Era uma vez um rapaz que desejava ir
até Manaus, de bicicleta, partindo de São Paulo. A família ficou assustada
com o sonho do jovem, mas não poderia impedir que ele concretizasse seu
sonho. E assim aconteceu. Certo dia ele juntou algumas
coisas na mochila, preparou sua bicicleta, juntou uns trocados e
partiu.
De Santo Amaro ele atingiu a marginal
Tietê, depois a Via Anhanguera. Era uma viagem solitária, muitas
pedaladas, vislumbrando a paisagem, o frescor do vento, vivendo o
sonho de aventura. Dormiu em lugares estranhos, mas para ele era
plenamente normal. Qualquer canto era um bom local para parar, quando
necessitava descansar. Tudo ia bem até que sua bicicleta apresentou um problema
sério. Estava um pouco além de Campinas-SP, não tinha dinheiro para
substituir uma peça importante, por isto preferiu vendê-la e seguir sua
trajetória de carona.
O primeiro caminhoneiro que o ajudou
estava seguindo para o sul de Minas Gerais. Ele não planejara ir até
aquela cidade, tornou-se uma aventura sem escolha de rota. Além da
gentil carona, ganhou uma deliciosa refeição, feita no próprio
caminhão. Também ganhou café e pão com margarina. O motorista ficara
feliz com o acompanhante, pois achava triste viajar sozinho. Dissera
ao Noel que gostara dele, poderia ser seu filho, havia semelhança
entre eles.
Chegando à cidade Noel agradeceu a
carona e seguiu a aventura. Alterara seus planos, pois agora
estava sem bicicleta, com pouco dinheiro. Já que não podia ir a
Manaus, conheceria a capital do Brasil. Da cidade onde estava
conseguiu outra carona até uma cidade onde havia linha de trem. Chegando
lá soube que o trem para Montes Claros sairia somente pela manhã.

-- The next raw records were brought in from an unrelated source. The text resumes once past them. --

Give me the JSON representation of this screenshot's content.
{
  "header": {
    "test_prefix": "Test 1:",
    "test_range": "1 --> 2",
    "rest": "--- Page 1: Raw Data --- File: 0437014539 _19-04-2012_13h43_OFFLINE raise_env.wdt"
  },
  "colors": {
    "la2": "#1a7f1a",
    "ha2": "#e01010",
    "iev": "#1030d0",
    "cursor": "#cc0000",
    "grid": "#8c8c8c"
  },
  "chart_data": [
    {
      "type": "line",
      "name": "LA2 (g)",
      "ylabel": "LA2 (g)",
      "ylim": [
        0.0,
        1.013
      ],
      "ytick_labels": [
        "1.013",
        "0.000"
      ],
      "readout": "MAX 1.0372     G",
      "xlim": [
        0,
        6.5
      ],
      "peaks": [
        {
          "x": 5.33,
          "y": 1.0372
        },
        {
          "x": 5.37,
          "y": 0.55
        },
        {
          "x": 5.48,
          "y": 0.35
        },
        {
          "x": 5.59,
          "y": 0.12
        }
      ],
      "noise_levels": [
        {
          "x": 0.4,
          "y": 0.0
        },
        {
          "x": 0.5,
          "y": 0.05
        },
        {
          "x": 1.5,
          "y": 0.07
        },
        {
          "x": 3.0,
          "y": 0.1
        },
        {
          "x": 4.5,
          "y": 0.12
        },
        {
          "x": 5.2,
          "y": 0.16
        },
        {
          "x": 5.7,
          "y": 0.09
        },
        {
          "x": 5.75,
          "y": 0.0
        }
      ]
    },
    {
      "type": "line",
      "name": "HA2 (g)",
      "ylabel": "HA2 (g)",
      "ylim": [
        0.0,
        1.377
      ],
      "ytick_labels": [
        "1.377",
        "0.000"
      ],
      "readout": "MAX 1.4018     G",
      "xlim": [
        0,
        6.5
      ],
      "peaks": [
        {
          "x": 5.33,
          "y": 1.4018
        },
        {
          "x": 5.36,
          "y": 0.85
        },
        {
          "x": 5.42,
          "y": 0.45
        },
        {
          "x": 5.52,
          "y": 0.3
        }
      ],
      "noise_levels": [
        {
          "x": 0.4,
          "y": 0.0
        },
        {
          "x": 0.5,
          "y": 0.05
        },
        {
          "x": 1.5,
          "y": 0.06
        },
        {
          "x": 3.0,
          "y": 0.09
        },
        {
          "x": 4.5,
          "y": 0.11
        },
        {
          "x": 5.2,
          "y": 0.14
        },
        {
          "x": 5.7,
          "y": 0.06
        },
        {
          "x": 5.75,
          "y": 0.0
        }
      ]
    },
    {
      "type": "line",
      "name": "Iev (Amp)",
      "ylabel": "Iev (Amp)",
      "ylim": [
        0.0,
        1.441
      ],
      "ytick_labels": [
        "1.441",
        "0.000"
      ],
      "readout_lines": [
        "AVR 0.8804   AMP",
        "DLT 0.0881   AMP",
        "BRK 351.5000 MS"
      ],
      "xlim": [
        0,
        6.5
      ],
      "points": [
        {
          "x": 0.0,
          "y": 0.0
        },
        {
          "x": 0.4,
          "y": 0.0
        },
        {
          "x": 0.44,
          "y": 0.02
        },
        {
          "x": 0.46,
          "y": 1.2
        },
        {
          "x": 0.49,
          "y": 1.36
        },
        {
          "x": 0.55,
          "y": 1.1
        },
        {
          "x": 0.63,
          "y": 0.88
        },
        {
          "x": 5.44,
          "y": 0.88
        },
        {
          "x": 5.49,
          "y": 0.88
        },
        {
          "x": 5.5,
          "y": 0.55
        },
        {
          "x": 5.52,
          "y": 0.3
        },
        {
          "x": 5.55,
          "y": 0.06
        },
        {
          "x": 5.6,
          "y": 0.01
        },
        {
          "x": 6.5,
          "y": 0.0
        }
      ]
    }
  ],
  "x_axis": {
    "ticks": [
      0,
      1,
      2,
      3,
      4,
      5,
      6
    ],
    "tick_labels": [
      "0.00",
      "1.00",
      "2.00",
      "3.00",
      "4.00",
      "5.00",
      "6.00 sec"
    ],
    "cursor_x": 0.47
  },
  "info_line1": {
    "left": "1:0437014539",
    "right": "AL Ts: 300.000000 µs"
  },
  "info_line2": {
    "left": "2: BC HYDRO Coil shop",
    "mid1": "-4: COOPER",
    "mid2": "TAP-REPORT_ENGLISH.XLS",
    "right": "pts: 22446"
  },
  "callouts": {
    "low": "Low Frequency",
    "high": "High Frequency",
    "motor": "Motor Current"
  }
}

Na estação havia outros mochileiros
como ele e um rapaz que nem mochila tinha, o qual foi apelidado pelo grupo de
“Sem Nome”. O pessoal achou estranho o rapaz não querer
identificar-se, poderia ter mentido, arranjado um nome fictício, mas ele
nem se esforçou. Como havia coisa mais séria para pensar, não
se importaram com isto.
A temperatura estava diminuindo, não
seria fácil passar a noite ali. Então eles se cotizaram, foram até um
boteco próximo e compraram uma bebida para esquentar. Formou-se um grupo
animado. O “Sem Nome” não ajudou a pagar, mas também não bebeu. Noel
apenas experimentou, os demais consumiram toda a bebida. Cada um
contava algo, trocavam experiências, falavam de suas vidas, projetos,
riram bastante até o sono chegar.
O pessoal que bebeu adormeceu
rapidamente, mas Noel ficou acordado por um bom tempo, até que o
cansaço o dominou. Ainda estava escuro, muito frio, Noel acordou
antes dos demais. Foi então que percebeu a falta de um deles, o “Sem
Nome”. Achou estranho. Quando se virou para retirar algo de sua
mochila notou que ela não estava ali. Imediatamente percebeu o que
acontecera. O “Sem Nome” deixou todos beberem à vontade, para que ao
adormecerem fosse mais fácil praticar o furto. A vítima tinha sido ele,
pois os outros dormiram fazendo suas mochilas de travesseiro. A mochila de Noel
ficara solta! Então Noel gritou:
- Este
safado não podia me roubar assim. Agora ele verá o que é alguém com
raiva.
Noel estava apenas com a roupa do
corpo, sem documentos, sem dinheiro, sem nada. Estava descontrolado,
nervoso, acordou todo mundo. O pessoal ficou impressionado, cada um
falando uma coisa. Então o Noel percebeu que um trem de carga estava se
aproximando. Ele foi ágil, perguntou se alguém tinha uma faca, um
canivete, qualquer coisa. Um deles deu uma faca para o Noel e ele correu
em direção ao trem de carga, pulou em um dos vagões, seguindo rumo a Montes
Claros. Ninguém do grupo acreditava que o furtado pudesse reaver sua
mochila, ninguém o acompanhou.
Noel tinha plena certeza que
encontraria o safado, calculara que ele estaria andando pela estrada
que margeava a linha de trem. Então depois de alguns minutos em cima do
vagão, achou que seria o momento de pular e caminhar sentido
contrário, na tentativa de encontrar o safado.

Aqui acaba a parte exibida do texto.